Cork’s favourite is ‘Patang Bazi’ (1987). He calls it a “particularly loveable painting”. It refers “to the kite matches Khanna recalled playing with relish during his childhood in the Punjab. The forms hovering on the surface of this canvas are reminiscent of the coloured paper structures which Indian children still make for this fiercely competitive yet exhilarating sport. One of Khanna’s most dramatic achievements is an enormous 1986 painting called ‘Coming from Edinburgh’. Ostensibly concerned with celebrating a visit to Scotland’s capital city, the composition takes on an infectiously festive air, tumbling and spiralling with a spirited energy redolent above all of the circus,” says Cork. This energy was infectious. As Khanna would say, “An artist must delight himself before he can expect to delight anyone else.”
For someone who was dedicated to his roots all his life, his death last year went unnoticed in his birthplace. However, his tenacious flight of fantasy has opened the gates hitherto closed for non-white artists, unleashing the kites in brand new horizons. And that matters.
Subah Saveray.
The writer painter
Equally gifted as a writer, Balraj Khanna’s 1984 book ‘Nation of Fools’, set entirely in Chandigarh of the 1950s, won The Winifred Holtby Prize, awarded by the Royal Society of Literature.

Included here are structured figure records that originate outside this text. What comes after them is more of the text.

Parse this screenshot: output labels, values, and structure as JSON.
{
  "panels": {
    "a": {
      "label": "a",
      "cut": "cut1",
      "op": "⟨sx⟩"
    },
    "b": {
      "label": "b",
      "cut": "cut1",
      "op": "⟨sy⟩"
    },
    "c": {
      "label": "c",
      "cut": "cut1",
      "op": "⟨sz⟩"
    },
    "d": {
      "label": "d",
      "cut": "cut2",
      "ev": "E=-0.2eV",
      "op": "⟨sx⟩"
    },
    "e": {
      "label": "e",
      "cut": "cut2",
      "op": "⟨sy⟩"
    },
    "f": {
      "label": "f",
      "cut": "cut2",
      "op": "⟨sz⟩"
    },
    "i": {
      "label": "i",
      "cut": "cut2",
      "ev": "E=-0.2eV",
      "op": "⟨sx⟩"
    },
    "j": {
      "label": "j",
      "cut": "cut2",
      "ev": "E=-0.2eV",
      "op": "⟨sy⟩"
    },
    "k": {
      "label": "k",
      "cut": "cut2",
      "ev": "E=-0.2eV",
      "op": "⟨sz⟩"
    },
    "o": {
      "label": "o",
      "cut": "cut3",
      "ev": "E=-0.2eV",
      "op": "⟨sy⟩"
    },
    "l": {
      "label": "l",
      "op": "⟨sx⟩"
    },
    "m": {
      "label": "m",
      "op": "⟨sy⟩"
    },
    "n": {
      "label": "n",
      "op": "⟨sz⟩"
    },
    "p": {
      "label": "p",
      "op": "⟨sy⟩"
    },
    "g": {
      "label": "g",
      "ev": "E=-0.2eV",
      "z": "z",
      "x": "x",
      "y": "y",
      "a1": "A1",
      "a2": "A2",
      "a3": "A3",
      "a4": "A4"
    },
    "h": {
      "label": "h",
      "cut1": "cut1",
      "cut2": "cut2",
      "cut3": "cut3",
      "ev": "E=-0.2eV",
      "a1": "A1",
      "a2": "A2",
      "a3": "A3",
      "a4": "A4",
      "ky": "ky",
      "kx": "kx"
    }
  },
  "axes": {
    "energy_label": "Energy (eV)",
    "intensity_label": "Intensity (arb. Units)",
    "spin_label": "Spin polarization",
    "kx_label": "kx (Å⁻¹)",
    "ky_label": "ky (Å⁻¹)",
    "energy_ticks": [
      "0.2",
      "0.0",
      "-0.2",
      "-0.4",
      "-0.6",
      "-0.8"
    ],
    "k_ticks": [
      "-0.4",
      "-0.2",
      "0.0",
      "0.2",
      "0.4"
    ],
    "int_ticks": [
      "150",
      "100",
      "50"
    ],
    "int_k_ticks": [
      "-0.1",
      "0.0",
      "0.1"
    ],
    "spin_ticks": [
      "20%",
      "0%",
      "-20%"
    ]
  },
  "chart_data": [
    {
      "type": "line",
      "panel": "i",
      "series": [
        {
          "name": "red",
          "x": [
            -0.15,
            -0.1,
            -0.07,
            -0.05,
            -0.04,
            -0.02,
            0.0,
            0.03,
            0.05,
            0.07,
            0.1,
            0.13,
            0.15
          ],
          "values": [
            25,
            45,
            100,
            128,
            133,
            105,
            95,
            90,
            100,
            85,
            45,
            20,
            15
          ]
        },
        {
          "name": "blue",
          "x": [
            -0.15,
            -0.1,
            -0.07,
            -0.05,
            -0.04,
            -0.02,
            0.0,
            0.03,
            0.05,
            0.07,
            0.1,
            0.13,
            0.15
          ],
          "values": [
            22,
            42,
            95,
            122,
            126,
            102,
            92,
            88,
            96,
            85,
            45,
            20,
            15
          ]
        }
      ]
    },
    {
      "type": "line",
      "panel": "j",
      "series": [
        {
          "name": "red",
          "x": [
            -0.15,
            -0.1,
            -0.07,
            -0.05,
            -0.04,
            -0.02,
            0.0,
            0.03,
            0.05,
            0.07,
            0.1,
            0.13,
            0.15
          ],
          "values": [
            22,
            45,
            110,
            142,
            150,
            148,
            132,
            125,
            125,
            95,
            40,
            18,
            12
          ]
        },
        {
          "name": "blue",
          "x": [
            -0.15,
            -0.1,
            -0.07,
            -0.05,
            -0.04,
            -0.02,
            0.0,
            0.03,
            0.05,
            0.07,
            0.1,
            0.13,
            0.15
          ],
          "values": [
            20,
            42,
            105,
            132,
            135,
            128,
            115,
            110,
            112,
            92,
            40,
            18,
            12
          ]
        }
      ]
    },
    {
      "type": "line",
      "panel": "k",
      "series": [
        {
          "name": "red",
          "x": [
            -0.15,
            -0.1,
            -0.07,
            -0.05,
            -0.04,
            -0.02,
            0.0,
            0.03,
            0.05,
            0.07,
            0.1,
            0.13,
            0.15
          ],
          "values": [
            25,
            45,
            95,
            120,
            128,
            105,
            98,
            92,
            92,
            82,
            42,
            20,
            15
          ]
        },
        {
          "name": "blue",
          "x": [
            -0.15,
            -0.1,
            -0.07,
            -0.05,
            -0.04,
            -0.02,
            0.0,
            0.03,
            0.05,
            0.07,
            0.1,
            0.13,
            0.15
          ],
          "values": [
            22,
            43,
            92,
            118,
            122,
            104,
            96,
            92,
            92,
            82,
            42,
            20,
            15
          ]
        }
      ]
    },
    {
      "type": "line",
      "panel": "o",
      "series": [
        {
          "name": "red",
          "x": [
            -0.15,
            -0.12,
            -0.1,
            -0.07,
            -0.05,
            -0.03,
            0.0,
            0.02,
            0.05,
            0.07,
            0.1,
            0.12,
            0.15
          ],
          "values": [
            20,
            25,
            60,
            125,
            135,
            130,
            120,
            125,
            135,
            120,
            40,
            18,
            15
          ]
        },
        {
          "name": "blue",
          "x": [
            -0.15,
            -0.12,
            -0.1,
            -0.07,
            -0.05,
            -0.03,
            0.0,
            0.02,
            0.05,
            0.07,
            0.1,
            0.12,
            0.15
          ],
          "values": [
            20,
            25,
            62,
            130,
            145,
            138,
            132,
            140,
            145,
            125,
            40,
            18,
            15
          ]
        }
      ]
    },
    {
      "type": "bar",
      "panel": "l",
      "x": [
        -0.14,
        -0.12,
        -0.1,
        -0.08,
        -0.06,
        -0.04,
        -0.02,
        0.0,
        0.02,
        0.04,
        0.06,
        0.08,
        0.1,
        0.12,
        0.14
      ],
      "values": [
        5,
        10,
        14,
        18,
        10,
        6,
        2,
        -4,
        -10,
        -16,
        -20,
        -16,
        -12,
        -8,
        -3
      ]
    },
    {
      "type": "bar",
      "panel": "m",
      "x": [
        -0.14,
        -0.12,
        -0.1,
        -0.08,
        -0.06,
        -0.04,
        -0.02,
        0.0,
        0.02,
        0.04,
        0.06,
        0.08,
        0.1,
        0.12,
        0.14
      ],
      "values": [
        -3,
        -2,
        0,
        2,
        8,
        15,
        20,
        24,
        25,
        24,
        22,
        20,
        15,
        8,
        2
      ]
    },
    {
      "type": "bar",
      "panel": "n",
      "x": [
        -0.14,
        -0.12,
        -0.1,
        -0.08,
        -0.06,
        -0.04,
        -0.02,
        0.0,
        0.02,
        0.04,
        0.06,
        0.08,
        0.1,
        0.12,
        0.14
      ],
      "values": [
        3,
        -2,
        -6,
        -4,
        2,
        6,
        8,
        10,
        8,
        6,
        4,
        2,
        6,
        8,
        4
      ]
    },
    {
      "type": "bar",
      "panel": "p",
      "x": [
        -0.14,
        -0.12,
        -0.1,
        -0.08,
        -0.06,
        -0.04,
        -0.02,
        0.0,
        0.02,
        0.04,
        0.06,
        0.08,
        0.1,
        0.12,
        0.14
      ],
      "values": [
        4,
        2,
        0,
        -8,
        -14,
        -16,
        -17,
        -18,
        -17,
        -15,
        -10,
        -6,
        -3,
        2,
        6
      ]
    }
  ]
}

In 1999, it was adjudged ‘One of The Best 200 Novels in English Since 1950’ by The Modern Library. His autobiography, published in 2021, is a vibrant account of India of the times and that of a migrant trying to find his feet in the UK. His last was ‘Line of Blood’, based on Partition. Khanna’s writing is intense, funny and heartfelt. Like his painting, it comes from the heart. In a 2017 interview, he had told The Tribune how he would laugh out loud while writing ‘Nation of Fools’. “Things I had never thought of before suddenly invaded my consciousness — memories long dormant of the behaviour of people I had known and situations. I cried copiously while writing ‘Line of Blood’, a work of total fiction grounded in what I witnessed aged 6/7 circa 1947, a brutal period in world history, India’s Holocaust.”